O secretário de Segurança Pública do Rio, José Mariano Beltrame, gostou do filme e frisou que a polícia dele (a atual) é melhor do que a representada no longa, que se passa em 1997. “Há uma leitura clara no filme: o consumidor de droga é o mesmo que clama por segurança pública, apesar de fomentar um negócio perigoso ao comprar um cigarro de maconha. E a Polícia Militar de hoje é melhor do que a PM de dez anos atrás”, comentou Beltrame, ao responder a uma pergunta sobre a tortura promovida pelo Bope e a corrupção dentro da instituição Polícia Militar, temas que fazem parte do roteiro do filme.

O ex-secretário Nacional de Segurança, Luiz Eduardo Soares, um dos autores do livro Elite da Tropa, que inspirou a trama de José Padilha, contestou o secretário Beltrame. “Hoje, nós temos no Rio de Janeiro um secretário melhor do que o que tínhamos em 1997, no entanto, o Bope também mudou, e para pior. Não existe mais esse Bope incorruptível de dez anos atrás, como o que foi mostrado no filme”.

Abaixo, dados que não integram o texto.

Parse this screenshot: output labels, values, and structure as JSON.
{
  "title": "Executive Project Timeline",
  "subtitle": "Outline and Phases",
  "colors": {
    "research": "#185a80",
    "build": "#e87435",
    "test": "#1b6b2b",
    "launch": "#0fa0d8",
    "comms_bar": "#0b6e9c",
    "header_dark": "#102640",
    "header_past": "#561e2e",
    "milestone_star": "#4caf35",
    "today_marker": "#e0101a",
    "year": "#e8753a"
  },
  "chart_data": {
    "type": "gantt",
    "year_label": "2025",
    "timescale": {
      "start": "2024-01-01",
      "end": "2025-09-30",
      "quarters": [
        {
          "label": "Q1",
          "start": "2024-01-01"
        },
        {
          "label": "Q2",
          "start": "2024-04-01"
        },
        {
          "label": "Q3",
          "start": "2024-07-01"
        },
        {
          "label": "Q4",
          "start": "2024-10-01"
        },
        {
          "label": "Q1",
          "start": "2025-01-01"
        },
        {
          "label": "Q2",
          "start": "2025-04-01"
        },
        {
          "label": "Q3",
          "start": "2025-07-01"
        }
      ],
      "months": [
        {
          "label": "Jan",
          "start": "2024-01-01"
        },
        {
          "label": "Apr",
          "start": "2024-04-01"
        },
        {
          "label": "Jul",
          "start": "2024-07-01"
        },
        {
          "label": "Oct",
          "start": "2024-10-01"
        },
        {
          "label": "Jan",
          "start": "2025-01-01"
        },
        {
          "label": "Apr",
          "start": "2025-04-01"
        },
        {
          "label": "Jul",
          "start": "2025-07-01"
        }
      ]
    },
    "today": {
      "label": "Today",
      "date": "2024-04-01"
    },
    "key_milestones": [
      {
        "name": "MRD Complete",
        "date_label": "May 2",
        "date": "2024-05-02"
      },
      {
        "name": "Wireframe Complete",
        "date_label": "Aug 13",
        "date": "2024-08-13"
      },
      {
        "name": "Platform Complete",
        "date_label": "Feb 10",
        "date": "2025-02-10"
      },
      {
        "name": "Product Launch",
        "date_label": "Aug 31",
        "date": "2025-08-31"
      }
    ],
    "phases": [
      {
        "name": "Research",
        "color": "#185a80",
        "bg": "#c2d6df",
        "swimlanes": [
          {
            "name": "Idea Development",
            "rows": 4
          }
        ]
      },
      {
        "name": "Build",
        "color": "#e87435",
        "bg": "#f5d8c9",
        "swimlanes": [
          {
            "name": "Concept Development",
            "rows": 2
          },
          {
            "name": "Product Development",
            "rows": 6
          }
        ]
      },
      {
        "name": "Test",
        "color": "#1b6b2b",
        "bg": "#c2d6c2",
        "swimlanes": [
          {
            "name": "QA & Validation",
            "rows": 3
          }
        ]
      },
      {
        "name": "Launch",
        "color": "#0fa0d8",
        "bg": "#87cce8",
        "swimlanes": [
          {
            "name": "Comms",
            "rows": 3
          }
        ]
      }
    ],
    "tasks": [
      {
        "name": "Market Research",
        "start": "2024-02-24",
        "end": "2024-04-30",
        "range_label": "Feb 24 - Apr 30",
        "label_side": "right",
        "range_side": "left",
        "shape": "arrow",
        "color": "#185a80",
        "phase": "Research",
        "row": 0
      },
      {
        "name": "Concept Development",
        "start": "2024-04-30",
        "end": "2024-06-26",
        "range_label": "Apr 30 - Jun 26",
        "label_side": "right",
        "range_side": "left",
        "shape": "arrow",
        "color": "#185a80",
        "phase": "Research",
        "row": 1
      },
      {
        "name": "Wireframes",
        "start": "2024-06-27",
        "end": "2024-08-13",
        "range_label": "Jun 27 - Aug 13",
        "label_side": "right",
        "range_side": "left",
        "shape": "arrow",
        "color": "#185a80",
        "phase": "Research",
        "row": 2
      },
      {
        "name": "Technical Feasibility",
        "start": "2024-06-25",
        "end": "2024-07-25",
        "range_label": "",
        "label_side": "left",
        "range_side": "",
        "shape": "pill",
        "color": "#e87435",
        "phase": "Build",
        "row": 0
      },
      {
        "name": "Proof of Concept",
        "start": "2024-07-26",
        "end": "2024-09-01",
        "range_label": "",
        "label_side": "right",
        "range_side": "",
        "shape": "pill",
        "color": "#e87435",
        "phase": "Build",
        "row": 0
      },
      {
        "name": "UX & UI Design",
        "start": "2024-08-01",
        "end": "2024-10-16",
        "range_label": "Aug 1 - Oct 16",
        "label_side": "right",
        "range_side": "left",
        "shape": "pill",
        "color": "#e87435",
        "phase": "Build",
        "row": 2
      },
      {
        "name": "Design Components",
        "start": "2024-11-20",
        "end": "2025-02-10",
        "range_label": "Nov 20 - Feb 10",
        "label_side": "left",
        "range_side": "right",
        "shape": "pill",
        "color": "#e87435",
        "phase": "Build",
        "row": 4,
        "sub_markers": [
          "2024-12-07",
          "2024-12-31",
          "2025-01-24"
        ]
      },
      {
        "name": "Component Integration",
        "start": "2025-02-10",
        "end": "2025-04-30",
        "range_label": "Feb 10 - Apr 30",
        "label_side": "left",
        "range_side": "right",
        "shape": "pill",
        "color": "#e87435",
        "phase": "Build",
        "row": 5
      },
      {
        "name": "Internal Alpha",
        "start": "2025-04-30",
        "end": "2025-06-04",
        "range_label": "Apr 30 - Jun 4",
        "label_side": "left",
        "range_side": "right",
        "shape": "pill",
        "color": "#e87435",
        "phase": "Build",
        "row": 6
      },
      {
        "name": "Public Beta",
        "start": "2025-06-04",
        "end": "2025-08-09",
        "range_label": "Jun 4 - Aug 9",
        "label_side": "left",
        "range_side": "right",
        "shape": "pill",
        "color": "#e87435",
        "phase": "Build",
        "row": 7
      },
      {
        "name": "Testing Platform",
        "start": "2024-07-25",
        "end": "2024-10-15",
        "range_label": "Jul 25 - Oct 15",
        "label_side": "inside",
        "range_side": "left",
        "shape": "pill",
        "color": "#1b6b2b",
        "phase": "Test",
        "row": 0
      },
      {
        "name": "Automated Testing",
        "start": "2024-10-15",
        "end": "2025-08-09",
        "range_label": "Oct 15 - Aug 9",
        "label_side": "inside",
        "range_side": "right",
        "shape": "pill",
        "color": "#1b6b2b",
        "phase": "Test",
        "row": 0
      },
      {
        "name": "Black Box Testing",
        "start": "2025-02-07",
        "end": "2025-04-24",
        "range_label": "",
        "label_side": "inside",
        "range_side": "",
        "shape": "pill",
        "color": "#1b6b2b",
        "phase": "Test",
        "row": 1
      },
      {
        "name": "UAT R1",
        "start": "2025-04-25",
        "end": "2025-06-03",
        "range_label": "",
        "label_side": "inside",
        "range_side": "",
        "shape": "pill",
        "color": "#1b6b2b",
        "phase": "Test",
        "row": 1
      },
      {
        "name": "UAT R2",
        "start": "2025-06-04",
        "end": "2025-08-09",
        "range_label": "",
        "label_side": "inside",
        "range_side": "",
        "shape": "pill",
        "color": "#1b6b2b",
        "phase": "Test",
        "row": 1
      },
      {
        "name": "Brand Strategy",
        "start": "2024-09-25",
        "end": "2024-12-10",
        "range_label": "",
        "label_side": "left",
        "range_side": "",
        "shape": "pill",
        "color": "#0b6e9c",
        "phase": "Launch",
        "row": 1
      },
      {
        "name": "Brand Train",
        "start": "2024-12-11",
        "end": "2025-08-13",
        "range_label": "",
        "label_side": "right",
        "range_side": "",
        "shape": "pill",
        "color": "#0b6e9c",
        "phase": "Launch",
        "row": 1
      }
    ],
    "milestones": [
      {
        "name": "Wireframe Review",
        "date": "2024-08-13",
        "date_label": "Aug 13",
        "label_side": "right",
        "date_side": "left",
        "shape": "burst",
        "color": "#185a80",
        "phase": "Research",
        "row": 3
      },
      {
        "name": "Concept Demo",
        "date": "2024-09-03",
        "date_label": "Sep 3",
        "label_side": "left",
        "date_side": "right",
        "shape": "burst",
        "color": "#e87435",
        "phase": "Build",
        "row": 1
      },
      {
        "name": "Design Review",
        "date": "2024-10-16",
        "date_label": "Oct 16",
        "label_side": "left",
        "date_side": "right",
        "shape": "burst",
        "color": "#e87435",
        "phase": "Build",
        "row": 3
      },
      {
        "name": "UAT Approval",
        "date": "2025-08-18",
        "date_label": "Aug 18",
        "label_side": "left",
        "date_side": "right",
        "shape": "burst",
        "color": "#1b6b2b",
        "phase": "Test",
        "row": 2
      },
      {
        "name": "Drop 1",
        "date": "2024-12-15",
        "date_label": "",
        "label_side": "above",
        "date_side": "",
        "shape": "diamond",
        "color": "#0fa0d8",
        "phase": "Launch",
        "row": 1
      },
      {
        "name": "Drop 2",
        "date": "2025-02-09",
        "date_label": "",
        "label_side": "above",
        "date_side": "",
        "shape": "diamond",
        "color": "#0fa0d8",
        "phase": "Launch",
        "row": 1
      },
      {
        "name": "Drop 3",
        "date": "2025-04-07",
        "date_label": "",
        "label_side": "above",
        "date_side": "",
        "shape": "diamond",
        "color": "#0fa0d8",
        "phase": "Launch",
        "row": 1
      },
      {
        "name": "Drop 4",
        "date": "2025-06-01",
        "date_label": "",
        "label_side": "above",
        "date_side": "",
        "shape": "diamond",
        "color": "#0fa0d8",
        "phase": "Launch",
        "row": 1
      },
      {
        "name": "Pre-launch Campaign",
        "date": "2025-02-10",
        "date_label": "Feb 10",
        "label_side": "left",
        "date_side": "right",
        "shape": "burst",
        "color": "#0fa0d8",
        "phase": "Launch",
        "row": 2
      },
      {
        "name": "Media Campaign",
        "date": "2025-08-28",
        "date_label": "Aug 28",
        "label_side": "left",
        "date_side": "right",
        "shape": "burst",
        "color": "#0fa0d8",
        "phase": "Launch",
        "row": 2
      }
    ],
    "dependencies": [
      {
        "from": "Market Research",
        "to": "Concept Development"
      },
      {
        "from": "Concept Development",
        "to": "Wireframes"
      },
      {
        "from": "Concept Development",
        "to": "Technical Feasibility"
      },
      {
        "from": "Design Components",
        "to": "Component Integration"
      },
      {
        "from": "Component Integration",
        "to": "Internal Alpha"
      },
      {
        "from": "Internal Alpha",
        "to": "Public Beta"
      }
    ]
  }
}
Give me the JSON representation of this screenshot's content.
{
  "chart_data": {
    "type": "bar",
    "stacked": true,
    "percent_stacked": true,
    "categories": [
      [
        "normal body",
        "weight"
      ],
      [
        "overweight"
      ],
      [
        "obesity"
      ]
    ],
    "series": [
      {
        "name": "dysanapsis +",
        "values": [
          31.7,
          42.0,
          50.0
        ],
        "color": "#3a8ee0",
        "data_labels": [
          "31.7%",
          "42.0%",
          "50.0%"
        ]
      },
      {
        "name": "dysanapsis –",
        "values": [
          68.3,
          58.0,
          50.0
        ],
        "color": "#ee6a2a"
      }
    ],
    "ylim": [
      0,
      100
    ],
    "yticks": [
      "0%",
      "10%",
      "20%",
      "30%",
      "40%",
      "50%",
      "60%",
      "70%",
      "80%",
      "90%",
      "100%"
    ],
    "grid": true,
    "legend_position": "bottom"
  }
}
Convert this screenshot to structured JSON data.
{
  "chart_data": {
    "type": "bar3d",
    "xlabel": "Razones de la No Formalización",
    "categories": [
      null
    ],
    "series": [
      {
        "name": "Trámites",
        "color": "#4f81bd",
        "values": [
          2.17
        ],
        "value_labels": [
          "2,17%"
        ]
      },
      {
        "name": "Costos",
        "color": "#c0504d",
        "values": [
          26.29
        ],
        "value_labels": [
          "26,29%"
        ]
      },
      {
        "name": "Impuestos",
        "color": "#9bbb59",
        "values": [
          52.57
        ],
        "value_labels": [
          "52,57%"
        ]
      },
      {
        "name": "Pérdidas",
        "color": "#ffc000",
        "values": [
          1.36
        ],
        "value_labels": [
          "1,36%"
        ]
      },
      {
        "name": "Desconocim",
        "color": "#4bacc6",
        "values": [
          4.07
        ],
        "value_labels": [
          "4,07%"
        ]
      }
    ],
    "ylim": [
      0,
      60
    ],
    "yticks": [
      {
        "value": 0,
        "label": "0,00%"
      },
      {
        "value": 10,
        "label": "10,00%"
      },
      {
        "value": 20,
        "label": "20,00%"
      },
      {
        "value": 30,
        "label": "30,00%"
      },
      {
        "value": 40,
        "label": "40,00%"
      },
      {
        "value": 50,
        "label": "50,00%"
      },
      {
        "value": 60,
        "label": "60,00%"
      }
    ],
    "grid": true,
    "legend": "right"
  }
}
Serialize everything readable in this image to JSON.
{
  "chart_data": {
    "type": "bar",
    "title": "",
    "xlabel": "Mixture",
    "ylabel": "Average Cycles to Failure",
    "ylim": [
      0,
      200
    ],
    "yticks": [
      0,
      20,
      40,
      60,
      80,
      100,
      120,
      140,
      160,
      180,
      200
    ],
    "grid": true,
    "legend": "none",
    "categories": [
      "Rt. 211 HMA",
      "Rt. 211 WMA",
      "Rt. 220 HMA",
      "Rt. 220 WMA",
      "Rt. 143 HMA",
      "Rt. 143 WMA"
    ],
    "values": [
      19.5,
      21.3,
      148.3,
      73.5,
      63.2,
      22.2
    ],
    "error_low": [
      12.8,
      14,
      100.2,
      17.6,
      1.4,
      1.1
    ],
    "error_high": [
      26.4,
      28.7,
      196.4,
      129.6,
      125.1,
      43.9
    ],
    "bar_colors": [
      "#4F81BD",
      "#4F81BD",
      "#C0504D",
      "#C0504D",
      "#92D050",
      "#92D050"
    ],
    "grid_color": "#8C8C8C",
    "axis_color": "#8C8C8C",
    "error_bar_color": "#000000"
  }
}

O diretor José Padilha ficou satisfeito com a resposta do público presente. “Recebi o cumprimento de muitos diretores. Acho que ninguém vai me dizer que não gostou, mas nunca imaginei que o filme fosse cair no gosto do público dessa maneira”. Padilha disse que não sabe se a bilheteria de ‘Tropa’ vai sofrer com a pirataria. “Não sei avaliar, ninguém sabe avaliar. O que eu acho é que pirataria atrapalha”.

O ator Wagner Moura, protagonista do filme na pele do capitão Nascimento, afirmou que ficou muito feliz com o resultado do longa. “Fiquei contente de ver o filme na tela grande. A sensação é muito boa, do dever cumprido”. Sobre a pirataria, Wagner foi discreto: “não sei se o que aconteceu antes da pré-estréia vai ajudar ou atrapalhar a bilheteria do filme. A pirataria foi bastante nociva, é lamentável”.

“Tropa de Elite” estréia nesta sexta-feira no Espaço de Cinema 2, que fica na Rua Voluntários da Pátria, 35, em Botafogo, na zona sul do Rio, credenciado a ser a grande sensação do Festival do Rio que, este ano, conta com cerca de 370 filmes de 60 países, divididos em 20 mostras espalhadas por mais de 30 salas. Para quem ainda não viu, o filme de ação policial exibe momentos de tensão em uma trama muito bem roteirizada, dirigida e interpretada. E, aos piratas de plantão, é bom ressaltar que na tela grande o longa apresenta um dinamismo que vale a pena ver de novo.